Hier ist, warum dieses Land Europas "größtes Bordell" ist

Sexarbeiterinnen am Westende des Kurfürstendamms warten in provokanter Unterwäsche und kurzen Winterjacken geduldig auf Börsenspekulanten. Während das Industriegebiet weit entfernt von Amsterdams bekanntem Rotlichtviertel liegt, ist die Grenze zwischen den beiden Berliner Stadtteilen Schöneberg und Tiergarten seit über einem Jahrzehnt ein selbsternanntes Rotlichtviertel. Es mag wie eine Begeisterung für das sexuell befreite Berlin erscheinen, aber es ist ein vertrauter Anblick in ganz Deutschland, da das Land als "Europas größtes Bordell" bezeichnet wurde.
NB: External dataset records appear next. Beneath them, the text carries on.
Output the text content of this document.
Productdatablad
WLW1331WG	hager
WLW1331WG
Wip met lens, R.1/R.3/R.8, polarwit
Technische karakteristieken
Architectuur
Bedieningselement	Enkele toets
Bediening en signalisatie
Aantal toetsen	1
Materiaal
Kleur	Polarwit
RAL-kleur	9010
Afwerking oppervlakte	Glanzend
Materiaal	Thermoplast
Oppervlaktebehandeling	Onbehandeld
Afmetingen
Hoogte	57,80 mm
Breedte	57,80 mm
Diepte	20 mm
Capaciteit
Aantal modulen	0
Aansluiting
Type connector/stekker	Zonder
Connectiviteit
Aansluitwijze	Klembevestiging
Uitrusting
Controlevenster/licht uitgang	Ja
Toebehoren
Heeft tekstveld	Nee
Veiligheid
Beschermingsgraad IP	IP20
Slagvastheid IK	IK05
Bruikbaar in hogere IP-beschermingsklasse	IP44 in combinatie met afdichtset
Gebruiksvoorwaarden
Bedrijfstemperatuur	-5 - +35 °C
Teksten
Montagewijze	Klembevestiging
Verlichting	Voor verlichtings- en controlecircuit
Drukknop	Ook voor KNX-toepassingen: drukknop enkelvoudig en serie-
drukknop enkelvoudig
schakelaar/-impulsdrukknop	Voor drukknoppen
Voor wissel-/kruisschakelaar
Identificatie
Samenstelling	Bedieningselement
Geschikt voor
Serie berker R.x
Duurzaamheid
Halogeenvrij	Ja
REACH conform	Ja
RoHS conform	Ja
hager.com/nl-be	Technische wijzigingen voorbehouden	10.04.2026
Die Sexarbeit in Deutschland hat nach ihrer Legalisierung im Jahr 2002 dramatisch zugenommen. Das deutsche Sexhandelsgesetz gilt als eines der liberalsten der Welt. Es wurde von der ehemaligen Koalitionsregierung der Sozialdemokratischen Partei (SPD) und den Grünen verabschiedet, um die Rechte der Sexarbeiterinnen zu stärken und ihnen Zugang zu Krankenversicherungen und Leistungen zu verschaffen.

Seitdem ist die Sexhandelsbranche in deutschen Großstädten wie Berlin, Frankfurt, Stuttgart und Hamburg immer häufiger geworden. Hier gehören berüchtigte Rotlichtviertel und Bordelle - wie die Reeperbahn in Hamburg, ein Unterhaltungsviertel - mit starkem Fokus auf die Sexhandelsbranche zum Alltag. Die Nachfrage nach solchen Einrichtungen ist groß, und laut einem Dokumentarfilm, Sex - Made in Germany, zahlen in Deutschland täglich mehr als eine Million Männer für Sex.

Dies hat zu einem Anstieg der „Mega-Bordelle“ und des Sextourismus im ganzen Land geführt. Das Stuttgarter Paradies ist eines der größten Bordelle Europas. Der Bau kostet mehr als sechs Millionen Euro und beherbergt ein Restaurant, ein Kino, ein Spa und 31 private Räume, in denen täglich Hunderte männlicher Kunden den Komplex besuchen. Die Reformen ermöglichten es so großen Bordellen, Kunden mit niedrigen Gebühren und Flatrates zu locken. Jetzt sind die „Mega-Bordelle“ und die günstigen Angebote des Landes so beliebt, dass spezialisierte Urlaubsunternehmen jetzt maßgeschneiderte „Sex-Urlaub“ -Touren für Gruppen von Männern aus Asien, dem Nahen Osten, Nordamerika und Europa anbieten. Sie erhalten Führungen durch die großen Bordelle des Landes für sechs aufeinanderfolgende Tage voller Spaß.

Diese Bordelle waren jedoch nicht unumstritten, und eines in Berlin wurde von der deutschen Polizei durchsucht. Kritiker der deutschen Gesetze zum liberalen Sexhandel und dieser Bordelle sagen, dass solche Einrichtungen den Menschenhandel fördern und Frauen ausbeuten, indem sie die Preise für Sexarbeit dramatisch senken. Viele dazu zu bewegen, sich zu sammeln und für Deutschland einzutreten, um seine liberalen Sexhandelsgesetze zu überdenken, und zu sagen, das soziale Experiment der Regierung mit der Liberalisierung der Prostitution sei spektakulär gescheitert. Trotzdem hat sich die Entkriminalisierung der Sexarbeit in Deutschland nicht geändert, und das Land bleibt ein Sexparadies für Ausländer und Einheimische.